Finding a pair of seats in the back row, it took only a few minutes for me to realize that this play leans more toward Beckett than Chekhov or Shakespeare. TBS is a one-set show with all action taking place within the confines of a 20th-century British apartment decked out with curiously miniature furniture. Even odder, both cast and stage were outfitted in only black and white hues. But the real comparison to Sam Beckett arises from TBS dialog, which shifts, over the course of one hour, from the polite inanities of a married couple to a litany of non sequiturs and disconnected pronouncements.
I often enjoy experimental or poetic experiments, but during the first evening, I found myself having significant trouble following the gist or premise of the show’s direction. I was already losing interest during an extended scene in which a married couple spends nearly ten minutes “remembering” that they know each other (recalling to mind SNL sketches that drone on beyond their expiration date), and following this lengthy test of audience patience, the plot entirely disintegrates, as though the only guiding principle was that characters could not, or would not, understand what the others were saying. Personal problems were making it even tougher to stay focused–we’d enjoyed some carb-heavy food and adult beverages (at Monk’s Café) just an hour before—and my eyelids were becoming intolerably heavy. I was really glad that there were no other patrons near our seats, and I snoozed through most of the second half. I was glad whenTara let me pack it in around midnight.
We returned the next day, attracted by the (lets be honest) thing everyone wanted to see—actors going crazy with sleeplessness, forgetting their lines, stumbling and flailing on stage. I mean, imagine this—we’d seen the show, gone home, eaten, slept, done household chores, come back to the theater more than 12 hours later. . . .and these players were still going. Just mindblowing when you really step back and consider the kind of demand this would represent on an actor. Yet, fortunately for the players, and less so for the sadistic audience, I could hardly observe any overt signs of wear/tear in the 2 PM (19th) showing. Makeup was a bit smeared, there were hints of spaced-out timing and vague weariness, but in general, I was amazed to find that not only were the actors still blasting along, the show’s execution was almost indistinguishable from the previous night’s performance. It didn’t hurt that the narrative isn’t particularly cohesive—therefore allowing for some flexibility in delivery and affect–but overall, I would have been hard pressed to prove that these performers hadn’t taken a single break for over 18 hours, even trading roles in the meantime.

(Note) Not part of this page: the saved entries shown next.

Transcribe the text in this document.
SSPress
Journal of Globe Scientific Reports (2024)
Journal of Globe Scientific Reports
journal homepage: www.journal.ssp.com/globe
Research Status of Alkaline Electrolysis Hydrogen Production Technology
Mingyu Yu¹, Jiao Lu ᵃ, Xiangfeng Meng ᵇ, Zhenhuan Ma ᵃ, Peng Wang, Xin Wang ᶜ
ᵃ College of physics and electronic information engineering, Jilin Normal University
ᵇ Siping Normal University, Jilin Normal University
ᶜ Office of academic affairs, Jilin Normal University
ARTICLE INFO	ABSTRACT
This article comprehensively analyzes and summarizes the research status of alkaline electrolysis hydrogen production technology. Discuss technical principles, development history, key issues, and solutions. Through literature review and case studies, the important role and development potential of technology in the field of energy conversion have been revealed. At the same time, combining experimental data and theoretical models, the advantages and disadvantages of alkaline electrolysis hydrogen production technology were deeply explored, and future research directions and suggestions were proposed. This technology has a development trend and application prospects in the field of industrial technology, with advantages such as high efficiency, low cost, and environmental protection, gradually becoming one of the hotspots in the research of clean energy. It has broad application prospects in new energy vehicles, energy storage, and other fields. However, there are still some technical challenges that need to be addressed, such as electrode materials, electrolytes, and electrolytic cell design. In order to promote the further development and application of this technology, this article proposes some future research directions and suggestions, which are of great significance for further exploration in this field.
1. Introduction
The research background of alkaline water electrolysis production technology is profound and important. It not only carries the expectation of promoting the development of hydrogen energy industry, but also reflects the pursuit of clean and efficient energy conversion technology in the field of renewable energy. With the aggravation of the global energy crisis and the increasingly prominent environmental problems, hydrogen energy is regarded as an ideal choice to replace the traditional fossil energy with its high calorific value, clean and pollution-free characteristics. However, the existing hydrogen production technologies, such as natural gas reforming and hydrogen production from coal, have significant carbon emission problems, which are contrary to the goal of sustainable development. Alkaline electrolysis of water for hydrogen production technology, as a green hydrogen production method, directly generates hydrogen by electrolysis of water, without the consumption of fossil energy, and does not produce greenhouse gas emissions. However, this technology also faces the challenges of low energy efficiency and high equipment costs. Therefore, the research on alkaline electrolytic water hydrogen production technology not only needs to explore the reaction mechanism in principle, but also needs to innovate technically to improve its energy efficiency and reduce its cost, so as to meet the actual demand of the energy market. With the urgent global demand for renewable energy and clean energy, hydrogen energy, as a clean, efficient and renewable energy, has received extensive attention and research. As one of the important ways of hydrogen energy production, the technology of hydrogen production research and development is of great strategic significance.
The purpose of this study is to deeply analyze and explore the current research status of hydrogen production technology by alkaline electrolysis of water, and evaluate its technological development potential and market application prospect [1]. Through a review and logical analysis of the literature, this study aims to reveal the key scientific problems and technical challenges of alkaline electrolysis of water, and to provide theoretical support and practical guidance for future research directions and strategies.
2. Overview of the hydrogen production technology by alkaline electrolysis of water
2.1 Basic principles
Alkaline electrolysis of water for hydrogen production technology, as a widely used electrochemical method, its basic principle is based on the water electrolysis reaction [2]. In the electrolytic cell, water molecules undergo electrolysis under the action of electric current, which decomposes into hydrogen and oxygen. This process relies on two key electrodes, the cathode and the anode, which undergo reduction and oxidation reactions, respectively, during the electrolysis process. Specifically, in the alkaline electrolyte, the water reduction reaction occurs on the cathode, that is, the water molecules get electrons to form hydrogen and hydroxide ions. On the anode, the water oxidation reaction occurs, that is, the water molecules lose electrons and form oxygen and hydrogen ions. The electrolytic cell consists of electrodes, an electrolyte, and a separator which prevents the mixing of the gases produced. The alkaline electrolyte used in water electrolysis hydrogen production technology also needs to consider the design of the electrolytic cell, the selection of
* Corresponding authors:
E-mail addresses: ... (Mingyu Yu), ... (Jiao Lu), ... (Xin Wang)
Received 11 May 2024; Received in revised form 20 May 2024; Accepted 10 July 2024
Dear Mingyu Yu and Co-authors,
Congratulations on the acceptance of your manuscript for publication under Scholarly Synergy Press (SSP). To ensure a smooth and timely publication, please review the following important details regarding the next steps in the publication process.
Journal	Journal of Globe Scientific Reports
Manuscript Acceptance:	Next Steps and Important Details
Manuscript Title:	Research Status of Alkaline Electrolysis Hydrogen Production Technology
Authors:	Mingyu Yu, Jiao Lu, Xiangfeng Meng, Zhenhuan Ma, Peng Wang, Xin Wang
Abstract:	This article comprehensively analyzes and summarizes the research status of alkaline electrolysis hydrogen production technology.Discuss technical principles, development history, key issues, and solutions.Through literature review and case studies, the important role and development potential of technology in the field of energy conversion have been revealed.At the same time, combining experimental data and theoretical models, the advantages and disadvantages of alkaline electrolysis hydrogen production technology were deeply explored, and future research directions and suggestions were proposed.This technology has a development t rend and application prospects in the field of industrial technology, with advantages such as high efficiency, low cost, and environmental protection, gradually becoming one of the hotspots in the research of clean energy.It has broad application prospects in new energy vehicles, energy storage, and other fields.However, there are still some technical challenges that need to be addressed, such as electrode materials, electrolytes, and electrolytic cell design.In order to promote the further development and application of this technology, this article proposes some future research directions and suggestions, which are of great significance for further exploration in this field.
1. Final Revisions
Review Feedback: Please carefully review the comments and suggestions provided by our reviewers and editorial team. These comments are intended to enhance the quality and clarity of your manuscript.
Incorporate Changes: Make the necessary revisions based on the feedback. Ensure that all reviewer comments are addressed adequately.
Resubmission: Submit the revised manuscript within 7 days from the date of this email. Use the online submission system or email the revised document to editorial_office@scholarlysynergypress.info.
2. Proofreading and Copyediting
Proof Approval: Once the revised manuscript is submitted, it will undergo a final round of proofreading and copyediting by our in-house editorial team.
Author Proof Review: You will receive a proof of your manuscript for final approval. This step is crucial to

In the end, the 24-hour The Bald Soprano is more valuable as an experiment in (and statement on) performance and theory than as some captivating piece of theater. There’s no doubt that a show of this nature would represent an invaluable benchmark for the actors, a kind of grueling boot-camp that must inevitably leave some sort of invaluable impression on the survivors. I was glad to have been a witness to something so ambitious.
Although i was unfamiliar with the source material, I too was very interested in this crazy undertaking! Staying awake for 24 hours, but not only staying up but also reciting the same lines over and over with out losing your breath? Some characters aren’t off-stage for too long-I can’t even imagine how they attended to bathroom needs?
It wasn’t until we returned for the 19th showing that I started to appreciate some of the more subtle things the cast was doing. For instance, I became aware of an ominous tone that would sound, causing the actors to respond in a variety of ways. Also, when we’d only seen one instance of the play, we hadn’t known that the actors would switch roles over the course of the 24-hour run–specifically the two main couples taking over each other’s roles. Also, there were unusual surprises and random changes-like the fire chief surprising the rest of the cast by wearing a large reindeer head(?!) during an earlier show (this was really confusing since we hadn’t seen the play before). According to reports, another one of the performances included a surprise appearance by a burlesque fan dance.
I should also note that I liked the setting of the show; the monochromatic black-and-white / shades of grey were visually interesting, and the set’s use of mirroring made a surreal environment. And what was up with those strangely small chairs?